Evaluating joystick control for view rotation in virtual reality with continuous turning, discrete turning, and field-of-view reduction
PubDate: April 2018
Teams: Texas A&M University
Writers: Shyam Prathish Sargunam；Eric D. Ragan
PDF: Evaluating joystick control for view rotation in virtual reality with continuous turning, discrete turning, and field-of-view reduction
Head tracking is commonly used in virtual reality applications to allow users to naturally view 3D content using physical head movement, but many applications also support joystick control to allow additional turning. Joystick control is convenient for practical settings where full 360-degree physical rotation is not possible or preferred, such as when the user is lying on a couch or sitting at a desk. Though joystick control provides the benefit of convenience, previous research and development projects have demonstrated joystick-controlled view rotation to have drawbacks of sickness and disorientation compared to more natural physical turning. To combat such issues, researchers have considered various technique configurations such as speed adjustments or reduced field of view, but empirical data is limited on how different design variations for joystick rotation influences sickness and ability to maintain spatial orientation.
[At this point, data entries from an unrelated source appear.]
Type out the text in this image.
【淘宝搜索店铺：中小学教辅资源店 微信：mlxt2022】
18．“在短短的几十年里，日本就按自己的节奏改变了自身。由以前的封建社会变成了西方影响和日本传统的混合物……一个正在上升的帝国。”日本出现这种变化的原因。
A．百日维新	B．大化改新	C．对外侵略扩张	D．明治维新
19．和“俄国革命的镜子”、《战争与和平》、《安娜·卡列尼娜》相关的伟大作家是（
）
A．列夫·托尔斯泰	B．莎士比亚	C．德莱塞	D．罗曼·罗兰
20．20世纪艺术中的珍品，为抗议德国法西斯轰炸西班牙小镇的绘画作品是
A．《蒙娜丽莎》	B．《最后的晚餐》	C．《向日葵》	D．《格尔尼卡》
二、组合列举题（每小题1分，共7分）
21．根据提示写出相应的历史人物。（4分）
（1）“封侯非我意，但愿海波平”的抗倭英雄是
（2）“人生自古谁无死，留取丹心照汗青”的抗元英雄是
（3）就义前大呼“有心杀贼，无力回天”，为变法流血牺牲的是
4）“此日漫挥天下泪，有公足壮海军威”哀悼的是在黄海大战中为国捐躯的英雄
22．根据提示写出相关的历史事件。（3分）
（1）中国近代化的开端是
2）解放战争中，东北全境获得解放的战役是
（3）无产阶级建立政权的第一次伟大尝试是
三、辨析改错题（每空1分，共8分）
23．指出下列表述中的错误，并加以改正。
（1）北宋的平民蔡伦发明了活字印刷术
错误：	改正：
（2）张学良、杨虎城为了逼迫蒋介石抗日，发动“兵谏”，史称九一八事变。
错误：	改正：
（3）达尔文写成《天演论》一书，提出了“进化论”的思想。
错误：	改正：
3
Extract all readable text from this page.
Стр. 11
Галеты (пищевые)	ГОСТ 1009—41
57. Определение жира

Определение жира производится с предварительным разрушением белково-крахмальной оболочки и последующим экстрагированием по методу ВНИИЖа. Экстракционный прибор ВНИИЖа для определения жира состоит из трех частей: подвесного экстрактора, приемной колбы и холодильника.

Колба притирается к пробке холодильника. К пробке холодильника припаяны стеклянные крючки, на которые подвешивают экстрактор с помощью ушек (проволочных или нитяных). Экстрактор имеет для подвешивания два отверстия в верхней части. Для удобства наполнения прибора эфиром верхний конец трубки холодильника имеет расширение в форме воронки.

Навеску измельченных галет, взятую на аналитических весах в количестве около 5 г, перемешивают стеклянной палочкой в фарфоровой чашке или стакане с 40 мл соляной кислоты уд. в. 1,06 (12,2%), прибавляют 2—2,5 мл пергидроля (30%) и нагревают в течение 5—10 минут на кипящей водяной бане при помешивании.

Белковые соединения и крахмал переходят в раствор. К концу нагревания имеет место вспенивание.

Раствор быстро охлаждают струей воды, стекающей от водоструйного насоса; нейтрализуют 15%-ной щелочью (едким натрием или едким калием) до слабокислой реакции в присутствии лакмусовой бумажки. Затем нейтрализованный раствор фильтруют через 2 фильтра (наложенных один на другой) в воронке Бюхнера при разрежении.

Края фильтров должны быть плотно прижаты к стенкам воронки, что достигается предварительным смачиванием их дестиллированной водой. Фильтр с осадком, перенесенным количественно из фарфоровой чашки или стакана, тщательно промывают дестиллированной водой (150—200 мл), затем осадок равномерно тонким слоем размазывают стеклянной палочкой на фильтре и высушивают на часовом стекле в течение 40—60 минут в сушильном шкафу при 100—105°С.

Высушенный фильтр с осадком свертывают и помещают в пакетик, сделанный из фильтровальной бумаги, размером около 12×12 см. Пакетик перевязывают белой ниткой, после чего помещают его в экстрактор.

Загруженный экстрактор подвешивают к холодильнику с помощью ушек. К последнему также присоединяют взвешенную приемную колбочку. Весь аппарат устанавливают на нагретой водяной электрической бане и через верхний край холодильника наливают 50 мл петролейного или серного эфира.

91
Our research compares three common joystick rotation techniques: (1) traditional smooth, continuous rotation, (2) continuous rotation with a reduced field of view, and (3) discrete rotation with fixed intervals. In a controlled experiment, participants traveled through a sequence of rooms and were tested on spatial orientation. Results showed no evidence of differences in orientation, but the results of sickness ratings found discrete rotations to be significantly better than field-of-view reduction.